Dai-ichi Life to Buy U.S. Protective for $5.7 Billion

Dai-ichi Life Insurance Co. (8750) will buy Protective Life Corp. (PL) for about 582.2 billion yen ($5.7 billion) to expand into the faster-growing U.S. market, marking the biggest foreign acquisition by a Japanese life insurer.

Dai-ichi, Japan’s second-largest life insurer, will pay $70 per share in cash for Birmingham, Alabama-based Protective Life, a 34 percent premium over Protective’s closing stock price of $52.30 on May 30, according to a joint statement from the two companies. Dai-ichi Life will sell up to 250 billion yen of shares to fund the acquisition, a separate filing in Tokyo by the Japanese insurer showed. Dai-ichi’s stock had the biggest advance in seven weeks following the announcement.

Japanese insurers are venturing abroad as a shrinking population at home erodes demand in the domestic market. The acquisition will give Dai-ichi, which previously bought Tower Australia Group Ltd. and a stake in Janus Capital Group Inc., access to clients across the U.S.
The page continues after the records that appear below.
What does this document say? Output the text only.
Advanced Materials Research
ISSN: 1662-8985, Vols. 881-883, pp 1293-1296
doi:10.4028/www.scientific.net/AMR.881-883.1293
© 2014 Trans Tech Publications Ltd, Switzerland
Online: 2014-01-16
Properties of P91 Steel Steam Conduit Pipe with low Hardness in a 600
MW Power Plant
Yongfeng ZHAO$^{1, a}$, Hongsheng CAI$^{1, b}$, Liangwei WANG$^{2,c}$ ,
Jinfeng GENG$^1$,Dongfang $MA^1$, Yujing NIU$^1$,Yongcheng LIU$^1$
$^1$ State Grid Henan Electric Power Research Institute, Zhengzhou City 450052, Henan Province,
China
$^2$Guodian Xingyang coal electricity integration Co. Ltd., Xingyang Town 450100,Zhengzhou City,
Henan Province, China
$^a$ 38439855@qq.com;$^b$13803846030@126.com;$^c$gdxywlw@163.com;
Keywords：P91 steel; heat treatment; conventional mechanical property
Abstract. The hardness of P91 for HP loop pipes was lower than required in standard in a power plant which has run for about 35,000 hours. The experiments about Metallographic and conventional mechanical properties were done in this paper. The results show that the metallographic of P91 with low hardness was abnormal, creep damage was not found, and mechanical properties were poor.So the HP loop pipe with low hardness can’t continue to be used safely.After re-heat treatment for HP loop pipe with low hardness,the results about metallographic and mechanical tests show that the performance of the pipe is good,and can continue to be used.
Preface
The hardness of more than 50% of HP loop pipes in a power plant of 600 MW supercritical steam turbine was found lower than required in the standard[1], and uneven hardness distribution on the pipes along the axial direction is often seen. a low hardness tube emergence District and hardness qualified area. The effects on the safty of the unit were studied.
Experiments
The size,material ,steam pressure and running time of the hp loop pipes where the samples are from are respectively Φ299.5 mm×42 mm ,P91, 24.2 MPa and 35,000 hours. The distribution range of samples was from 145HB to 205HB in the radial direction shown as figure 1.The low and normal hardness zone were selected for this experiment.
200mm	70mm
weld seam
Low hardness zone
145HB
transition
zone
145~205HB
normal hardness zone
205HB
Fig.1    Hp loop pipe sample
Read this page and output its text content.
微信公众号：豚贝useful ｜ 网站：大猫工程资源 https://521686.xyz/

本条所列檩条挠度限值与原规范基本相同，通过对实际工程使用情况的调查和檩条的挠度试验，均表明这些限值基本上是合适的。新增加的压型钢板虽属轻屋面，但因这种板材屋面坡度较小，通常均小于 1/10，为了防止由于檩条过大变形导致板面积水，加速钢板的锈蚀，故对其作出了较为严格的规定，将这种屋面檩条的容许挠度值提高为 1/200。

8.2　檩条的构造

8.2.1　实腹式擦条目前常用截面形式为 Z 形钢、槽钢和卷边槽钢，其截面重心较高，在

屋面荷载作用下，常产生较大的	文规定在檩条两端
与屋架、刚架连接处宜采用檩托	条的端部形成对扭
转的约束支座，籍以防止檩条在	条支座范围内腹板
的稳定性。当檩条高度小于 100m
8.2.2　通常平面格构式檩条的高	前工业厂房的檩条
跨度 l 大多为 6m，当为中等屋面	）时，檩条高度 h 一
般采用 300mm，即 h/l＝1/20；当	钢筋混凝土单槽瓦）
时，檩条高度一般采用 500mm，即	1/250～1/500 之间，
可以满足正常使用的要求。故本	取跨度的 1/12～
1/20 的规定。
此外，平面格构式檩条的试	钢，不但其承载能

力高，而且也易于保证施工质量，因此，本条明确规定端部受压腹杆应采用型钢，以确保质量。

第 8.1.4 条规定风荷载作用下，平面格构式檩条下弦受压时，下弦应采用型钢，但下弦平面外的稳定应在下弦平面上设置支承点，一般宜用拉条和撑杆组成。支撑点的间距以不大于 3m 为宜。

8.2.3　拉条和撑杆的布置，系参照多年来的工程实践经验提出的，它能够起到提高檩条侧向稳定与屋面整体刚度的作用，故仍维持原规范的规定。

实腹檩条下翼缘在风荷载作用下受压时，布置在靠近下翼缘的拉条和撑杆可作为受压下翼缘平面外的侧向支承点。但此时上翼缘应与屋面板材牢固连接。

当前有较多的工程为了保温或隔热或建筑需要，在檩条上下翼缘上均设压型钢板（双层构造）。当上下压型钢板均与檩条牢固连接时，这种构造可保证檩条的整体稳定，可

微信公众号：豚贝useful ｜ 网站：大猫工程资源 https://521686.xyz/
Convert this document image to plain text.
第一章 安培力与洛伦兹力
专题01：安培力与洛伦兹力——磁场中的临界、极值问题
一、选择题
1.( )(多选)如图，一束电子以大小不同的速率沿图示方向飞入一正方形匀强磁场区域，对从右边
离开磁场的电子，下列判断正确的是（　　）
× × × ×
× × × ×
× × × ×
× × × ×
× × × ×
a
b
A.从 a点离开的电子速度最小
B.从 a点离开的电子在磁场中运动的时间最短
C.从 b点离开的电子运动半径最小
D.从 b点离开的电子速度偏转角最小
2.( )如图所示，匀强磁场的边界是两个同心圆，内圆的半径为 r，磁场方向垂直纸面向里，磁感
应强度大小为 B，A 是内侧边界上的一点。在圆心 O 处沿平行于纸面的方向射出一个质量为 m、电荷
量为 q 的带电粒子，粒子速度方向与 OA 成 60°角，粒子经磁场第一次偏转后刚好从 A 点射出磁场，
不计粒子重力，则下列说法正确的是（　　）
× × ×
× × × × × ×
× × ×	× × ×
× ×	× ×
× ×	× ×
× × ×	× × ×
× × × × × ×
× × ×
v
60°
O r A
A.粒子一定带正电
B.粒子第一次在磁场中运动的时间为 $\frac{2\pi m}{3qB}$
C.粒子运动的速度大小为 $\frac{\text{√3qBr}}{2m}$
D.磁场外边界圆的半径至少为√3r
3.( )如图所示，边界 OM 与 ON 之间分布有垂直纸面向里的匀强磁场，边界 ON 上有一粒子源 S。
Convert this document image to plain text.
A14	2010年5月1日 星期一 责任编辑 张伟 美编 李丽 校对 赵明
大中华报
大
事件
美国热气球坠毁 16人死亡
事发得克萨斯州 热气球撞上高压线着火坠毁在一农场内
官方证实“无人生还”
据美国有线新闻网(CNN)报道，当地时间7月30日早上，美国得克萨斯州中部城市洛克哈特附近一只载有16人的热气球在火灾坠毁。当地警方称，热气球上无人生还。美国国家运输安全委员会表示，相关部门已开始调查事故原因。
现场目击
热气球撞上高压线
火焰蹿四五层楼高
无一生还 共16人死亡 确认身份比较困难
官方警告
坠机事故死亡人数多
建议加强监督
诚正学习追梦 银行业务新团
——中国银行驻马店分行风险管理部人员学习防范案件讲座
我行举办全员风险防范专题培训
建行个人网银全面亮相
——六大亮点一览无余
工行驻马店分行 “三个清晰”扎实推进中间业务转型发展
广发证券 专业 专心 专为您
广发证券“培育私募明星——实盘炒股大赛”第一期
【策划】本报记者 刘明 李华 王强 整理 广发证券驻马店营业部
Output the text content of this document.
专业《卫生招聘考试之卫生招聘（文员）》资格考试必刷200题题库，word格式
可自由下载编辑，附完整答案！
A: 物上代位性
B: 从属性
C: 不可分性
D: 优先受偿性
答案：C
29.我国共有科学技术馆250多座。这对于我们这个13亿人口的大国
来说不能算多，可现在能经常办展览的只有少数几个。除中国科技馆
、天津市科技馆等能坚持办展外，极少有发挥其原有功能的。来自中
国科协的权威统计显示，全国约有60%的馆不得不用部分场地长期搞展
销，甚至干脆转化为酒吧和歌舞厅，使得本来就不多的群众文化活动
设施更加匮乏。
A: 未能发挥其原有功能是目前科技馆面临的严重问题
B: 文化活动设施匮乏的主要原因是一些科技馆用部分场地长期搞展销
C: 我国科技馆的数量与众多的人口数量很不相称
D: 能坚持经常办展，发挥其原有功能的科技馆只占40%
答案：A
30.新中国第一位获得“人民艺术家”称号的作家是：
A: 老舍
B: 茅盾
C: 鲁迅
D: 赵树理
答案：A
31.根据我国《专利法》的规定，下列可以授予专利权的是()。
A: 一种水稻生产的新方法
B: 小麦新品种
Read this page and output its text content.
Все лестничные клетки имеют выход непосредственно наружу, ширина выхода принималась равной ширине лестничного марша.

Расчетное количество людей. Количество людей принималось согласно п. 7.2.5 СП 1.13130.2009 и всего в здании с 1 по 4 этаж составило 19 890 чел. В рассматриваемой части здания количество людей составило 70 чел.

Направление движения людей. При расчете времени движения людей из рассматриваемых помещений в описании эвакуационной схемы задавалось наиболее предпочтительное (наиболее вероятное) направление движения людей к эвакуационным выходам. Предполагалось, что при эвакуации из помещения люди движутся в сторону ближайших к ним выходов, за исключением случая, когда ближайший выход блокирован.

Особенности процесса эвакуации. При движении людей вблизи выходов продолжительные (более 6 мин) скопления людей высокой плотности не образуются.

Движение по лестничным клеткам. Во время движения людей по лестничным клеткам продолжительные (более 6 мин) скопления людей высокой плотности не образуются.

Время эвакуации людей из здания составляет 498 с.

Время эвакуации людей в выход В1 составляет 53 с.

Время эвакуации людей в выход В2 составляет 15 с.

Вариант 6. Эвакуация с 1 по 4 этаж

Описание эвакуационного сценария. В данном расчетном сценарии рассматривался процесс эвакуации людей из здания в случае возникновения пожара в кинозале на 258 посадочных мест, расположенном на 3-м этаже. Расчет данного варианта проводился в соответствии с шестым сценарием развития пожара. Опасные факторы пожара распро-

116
“The deal is in line with Dai-ichi’s strategy,” said Mac Salman, head of Japan financials research at Jefferies Group LLC in Tokyo. “It appears the market has quickly digested the potential dilution. Investors will hope the transformation in earnings, which this deal provides, will lead to growth in shareholder returns.”

Going Global

Dai-ichi Life shares advanced 3.6 percent to 1,499 yen at the close of trading in Tokyo, the biggest gain since April 16. The stock has declined 15 percent this year, compared with a 7.9 percent decline by the six-member Topix Insurance Index in the same period.

Protective Life jumped 22 percent to $70.52 by 11:33 a.m. in German trading after closing yesterday at $58.72 in New York.

The transaction will create the 13th-largest global insurer, with total assets of $424 billion, according to the joint statement. Protective’s President and Chief Executive Officer John D. Johns and the current management team will continue to lead the business from Protective’s current headquarters, the two companies said.

“This is the perfect set up for us, we think, in order to leap forward with our strategic plans,” Johns said by phone. “We will be the growth platform for Dai-ichi here.”

The deal will boost Dai-ichi Life’s group premium income to about 4.65 trillion yen, on par with its bigger competitor Nippon Life Insurance Co.’s 4.86 trillion yen, according to Jefferies. The U.S. accounts for about 22 percent of the global insurance market and is expected to continue growing faster than Japan, according to the brokerage.

Biggest Deal

Protective Life, founded in 1907, has annual revenues of approximately $4 billion, with assets of about $69 billion as of Dec. 31, the insurers said.

Protective has added clients across the U.S. with 47 acquisitions of smaller insurers and blocks of policies from other firms over more than four decades, according to its website. It agreed last year to a $1.1 billion transaction to add U.S. policies from Axa SA and expanded in 2006 by buying insurance units from JPMorgan Chase & Co.

Dai-ichi’s takeover is the biggest foreign acquisition by a Japanese life insurer, according to data compiled by Bloomberg. The deal is also the second-biggest U.S. takeover by a Japanese company in the past 12 months, the data showed.

Among other Japanese insurers that have entered the U.S. market is Nippon Life, which invested in Newark, New Jersey-based Prudential Financial Inc. amid the financial crisis. In 2008, Tokio Marine Holdings Inc. (8766) completed a $4.5 billion purchase of commercial insurer Philadelphia Consolidated Holding Corp., according to data compiled by Bloomberg.

Weighing Benefits

Goldman Sachs Group Inc. (GS) is acting as financial adviser to Dai-ichi Life, while Morgan Stanley is serving as financial adviser to Protective, according to the joint statement.

The transaction, which has been approved by both companies’ boards of directors, is expected to close by the end of 2014 or early 2015, subject to Protective stockholders’ approval, regulatory approvals in Japan and the U.S., and other customary closing conditions, it said.

“If it is a good deal, it’s worth pursuing but it also suggests that they don’t have enough capital to fund the acquisition,” said Masamitsu Ohki, senior fund manager at Fivestar Asset Management Co. in Tokyo. “If Dai-ichi is going to continue expanding abroad, it’s important to weigh the benefits of the deals and how the financing would impact the company.”